To measure the I/O Latency of the Network RamDisk and compare it with the disk, we ran a microbenchmark program called lat_fs which is part of the HBench-OS Benchmark Suite . Lat_fs measures the latency of performing certain file system metadata operations, in particular file creates and deletes. We ran the benchmark both for 2000 file creations and deletions, with variable file size. The resulting graphs are depicted in Figures 8 and 9. We see that the latency advantage of the Network RamDisk makes the performance improvement for this benchmark very high. For example for 2000 file creations of 16 KBytes each, the creation time for each file on the magnetic disk is equal to 116.22 milliseconds (or 8.60 files per second), whereas on the Network RamDisk the creation time is 22.68 milliseconds (or 44.09 files per second). This is a 412% real time improvement for a 16 KByte file creation.
Figure 9: Comparison of the I/O Latency performance of Magnetic
Disk vs. Network RamDisk, using HBench-OS:
This test measures the latency of performing certain file
system metadata operations, in particular random file deletes.The
latency shown is the number of milliseconds (ms) per file
deletion for a total of 2000 on each of the devices.

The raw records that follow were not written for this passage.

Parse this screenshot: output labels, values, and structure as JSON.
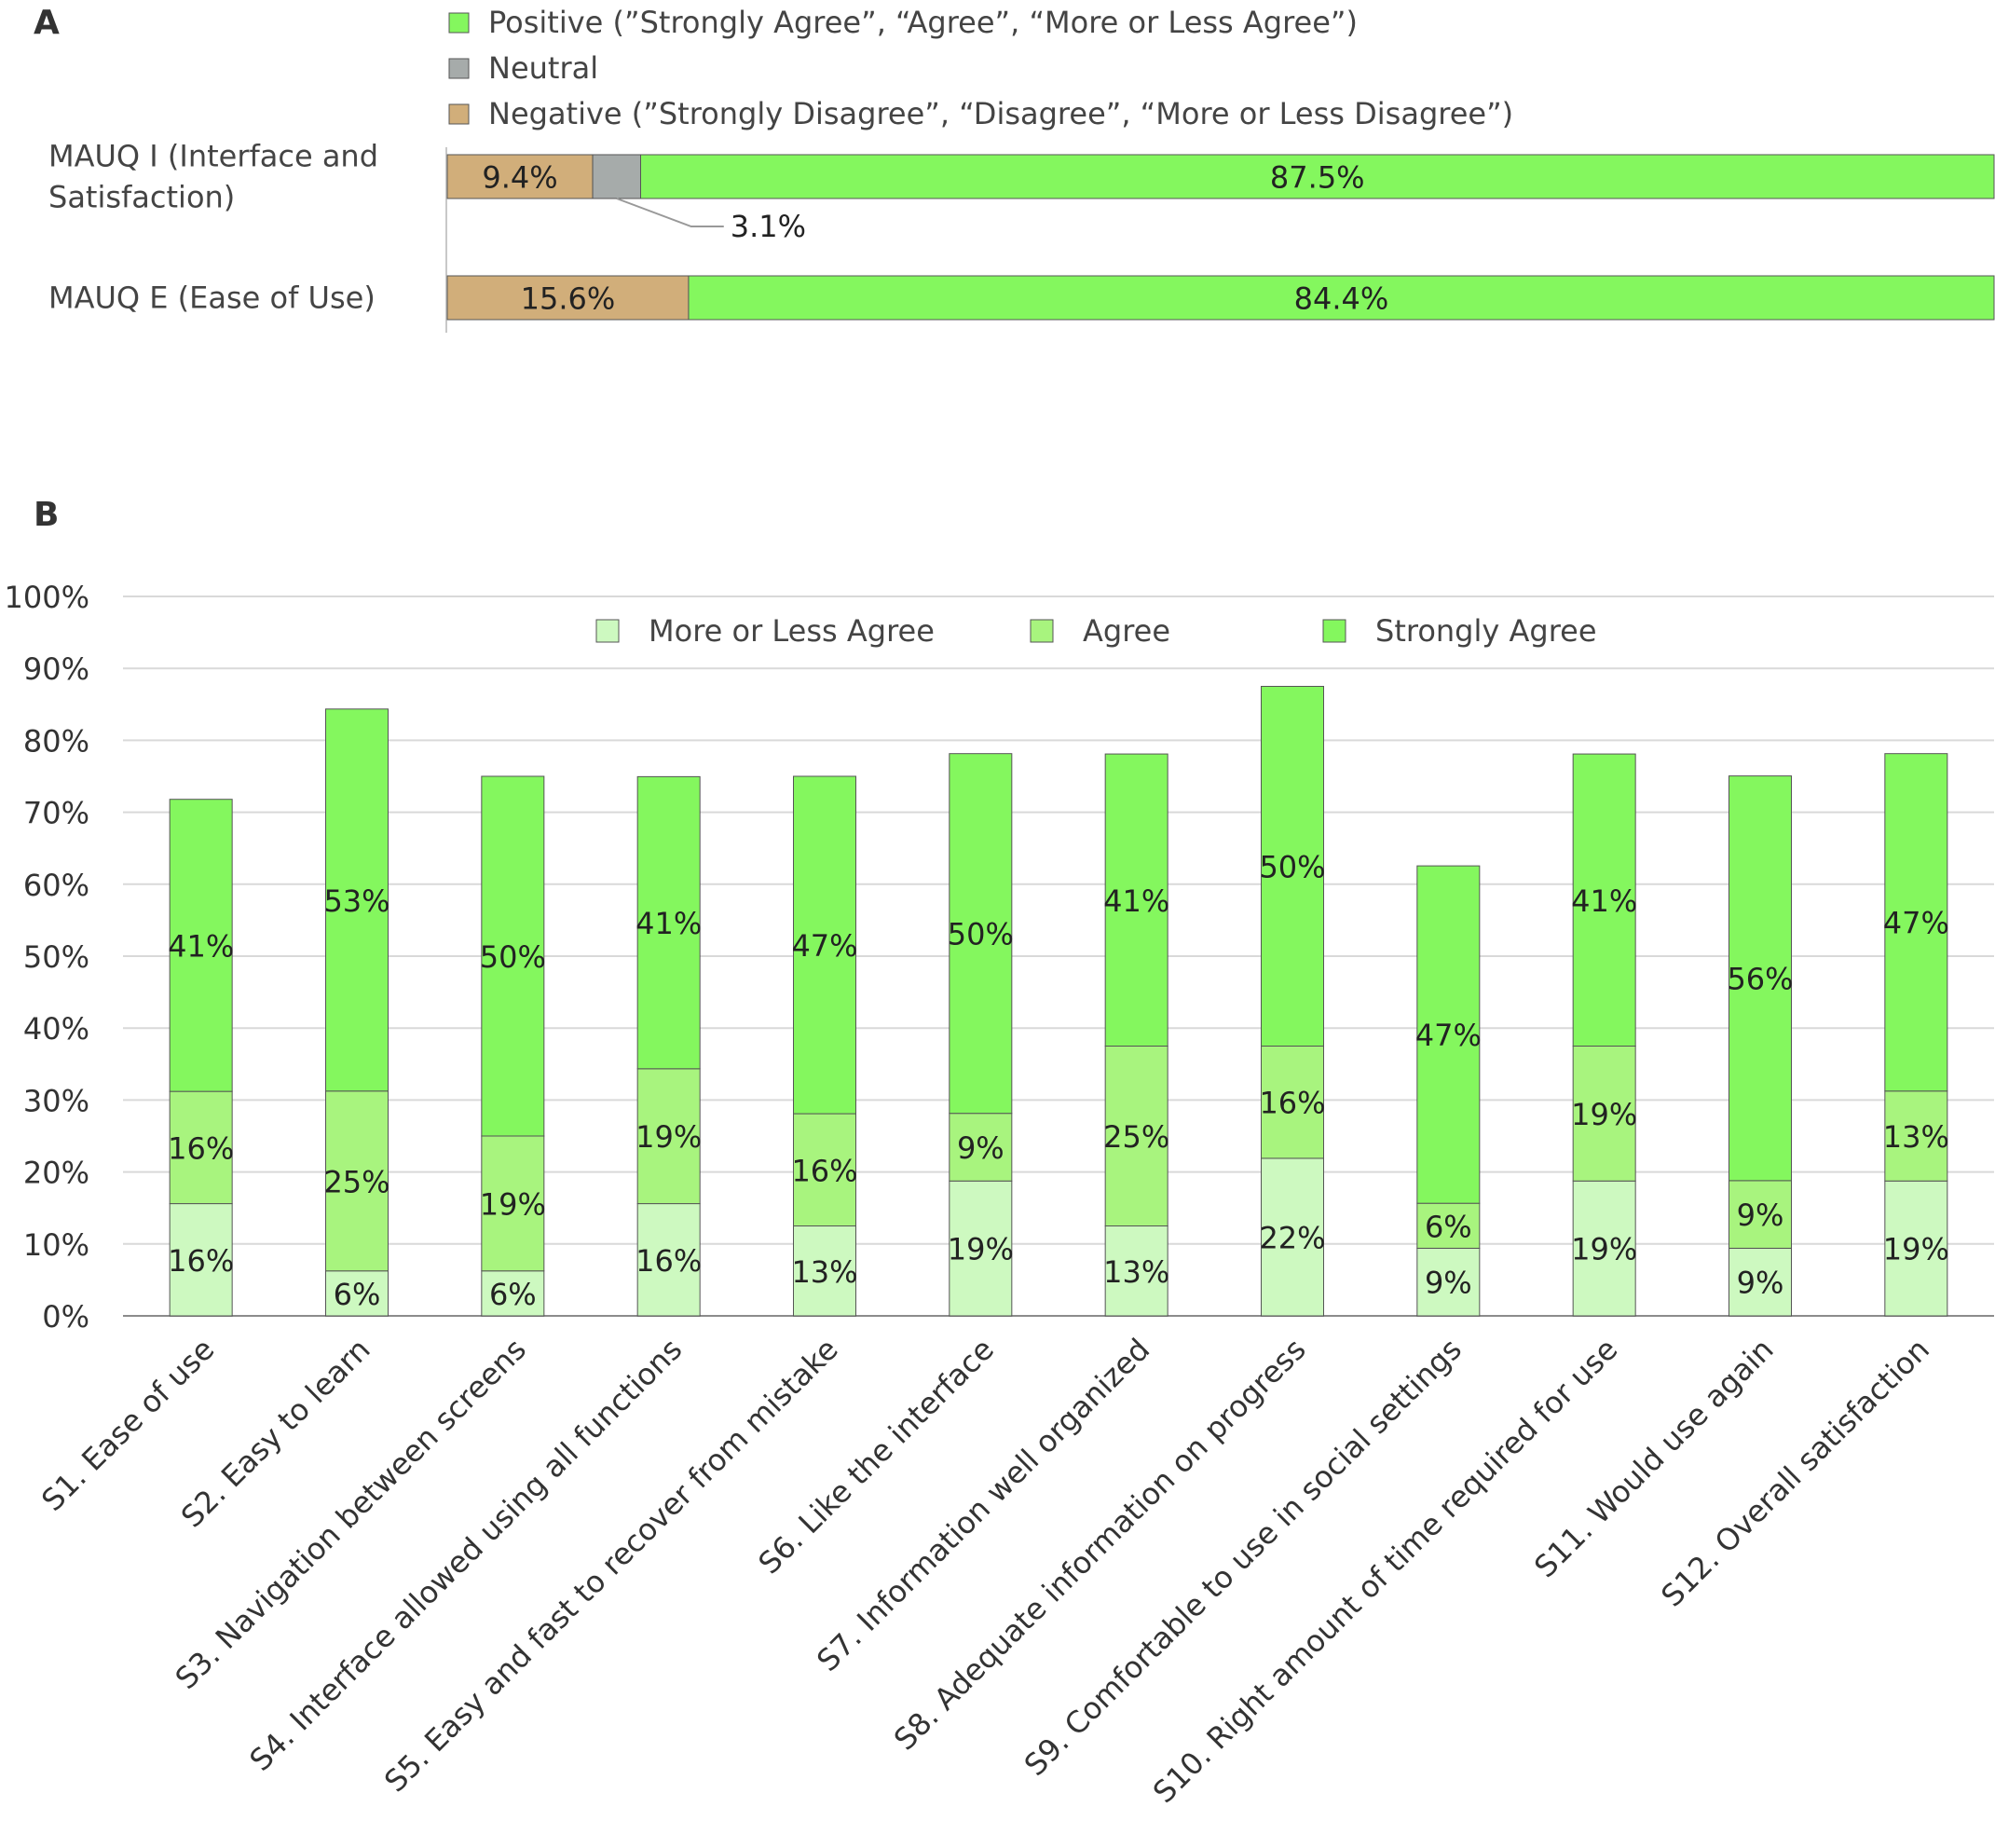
{
  "panel_a_label": "A",
  "panel_b_label": "B",
  "colors": {
    "positive": "#84f75e",
    "neutral": "#a6abaa",
    "negative": "#d1ae7a",
    "more_or_less_agree": "#cdf9c0",
    "agree": "#a8f47e",
    "strongly_agree": "#84f75e",
    "grid": "#d9d9d9",
    "axis": "#8c8c8c",
    "bar_border": "#555555"
  },
  "chart_data": [
    {
      "type": "bar",
      "orientation": "horizontal",
      "stacked": true,
      "legend": [
        {
          "key": "negative",
          "label": "Negative (”Strongly Disagree”, “Disagree”, “More or Less Disagree”)"
        },
        {
          "key": "neutral",
          "label": "Neutral"
        },
        {
          "key": "positive",
          "label": "Positive (”Strongly Agree”, “Agree”, “More or Less Agree”)"
        }
      ],
      "legend_position": "top",
      "categories": [
        {
          "label_lines": [
            "MAUQ I (Interface and",
            "Satisfaction)"
          ]
        },
        {
          "label_lines": [
            "MAUQ E (Ease of Use)"
          ]
        }
      ],
      "series": [
        {
          "key": "negative",
          "values": [
            9.4,
            15.6
          ],
          "labels": [
            "9.4%",
            "15.6%"
          ]
        },
        {
          "key": "neutral",
          "values": [
            3.1,
            0
          ],
          "labels": [
            "3.1%",
            ""
          ]
        },
        {
          "key": "positive",
          "values": [
            87.5,
            84.4
          ],
          "labels": [
            "87.5%",
            "84.4%"
          ]
        }
      ],
      "xlim": [
        0,
        100
      ]
    },
    {
      "type": "bar",
      "orientation": "vertical",
      "stacked": true,
      "legend": [
        {
          "key": "more_or_less_agree",
          "label": "More or Less Agree"
        },
        {
          "key": "agree",
          "label": "Agree"
        },
        {
          "key": "strongly_agree",
          "label": "Strongly Agree"
        }
      ],
      "legend_position": "top",
      "ylim": [
        0,
        100
      ],
      "y_ticks": [
        {
          "value": 0,
          "label": "0%"
        },
        {
          "value": 10,
          "label": "10%"
        },
        {
          "value": 20,
          "label": "20%"
        },
        {
          "value": 30,
          "label": "30%"
        },
        {
          "value": 40,
          "label": "40%"
        },
        {
          "value": 50,
          "label": "50%"
        },
        {
          "value": 60,
          "label": "60%"
        },
        {
          "value": 70,
          "label": "70%"
        },
        {
          "value": 80,
          "label": "80%"
        },
        {
          "value": 90,
          "label": "90%"
        },
        {
          "value": 100,
          "label": "100%"
        }
      ],
      "grid": true,
      "categories": [
        "S1. Ease of use",
        "S2. Easy to learn",
        "S3. Navigation between screens",
        "S4. Interface allowed using all functions",
        "S5. Easy and fast to recover from mistake",
        "S6. Like the interface",
        "S7. Information well organized",
        "S8. Adequate information on progress",
        "S9. Comfortable to use in social settings",
        "S10. Right amount of time required for use",
        "S11. Would use again",
        "S12. Overall satisfaction"
      ],
      "series": [
        {
          "key": "more_or_less_agree",
          "values": [
            15.6,
            6.25,
            6.25,
            15.6,
            12.5,
            18.75,
            12.5,
            21.9,
            9.4,
            18.75,
            9.4,
            18.75
          ],
          "labels": [
            "16%",
            "6%",
            "6%",
            "16%",
            "13%",
            "19%",
            "13%",
            "22%",
            "9%",
            "19%",
            "9%",
            "19%"
          ]
        },
        {
          "key": "agree",
          "values": [
            15.6,
            25,
            18.75,
            18.75,
            15.6,
            9.4,
            25,
            15.6,
            6.25,
            18.75,
            9.4,
            12.5
          ],
          "labels": [
            "16%",
            "25%",
            "19%",
            "19%",
            "16%",
            "9%",
            "25%",
            "16%",
            "6%",
            "19%",
            "9%",
            "13%"
          ]
        },
        {
          "key": "strongly_agree",
          "values": [
            40.6,
            53.1,
            50,
            40.6,
            46.9,
            50,
            40.6,
            50,
            46.9,
            40.6,
            56.25,
            46.9
          ],
          "labels": [
            "41%",
            "53%",
            "50%",
            "41%",
            "47%",
            "50%",
            "41%",
            "50%",
            "47%",
            "41%",
            "56%",
            "47%"
          ]
        }
      ]
    }
  ]
}
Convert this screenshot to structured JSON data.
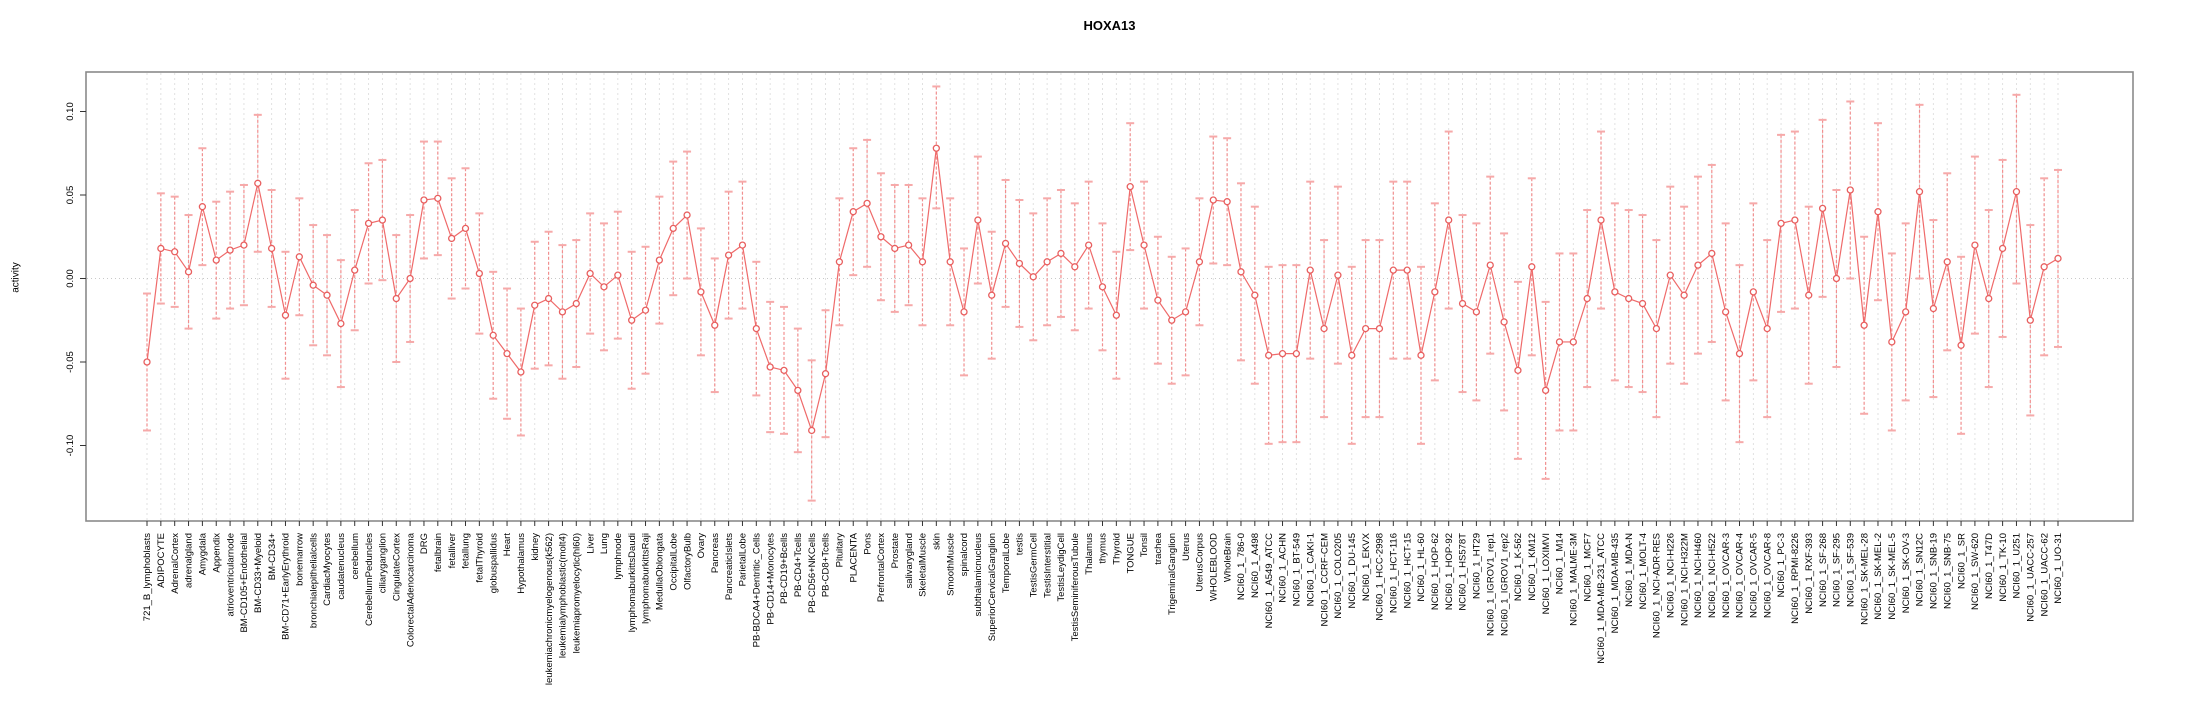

The benchmark were executed from user level on the DEC-Alpha 3000 model 300
with 32MB of main memory running Digital Unix 4.0, and
compiled with the standard system C compiler (cc).
The Network RamDisk used as servers two DEC-Alpha 3000
model 300 workstations, each with 32 MBytes of main memory.
Figure 10: Comparison of Sequential File I/O on
either the disk, or the Network RamDisk:
In this test we measured the performance of
Sequential File I/O, using a microbenchmark
called IOZONE, V2.01 by Bill Norcott. We see that
the use of remote memory results in significantly higher
sequential file I/O performance compared to the magnetic disk.
All benchmarks were run on a DEC-Alpha 3000 model 300 workstation,
under Digital Unix 4.0. The Network RamDisk used as servers two DEC-Alpha 3000
model 300 workstations, each with 32 MBytes of main memory.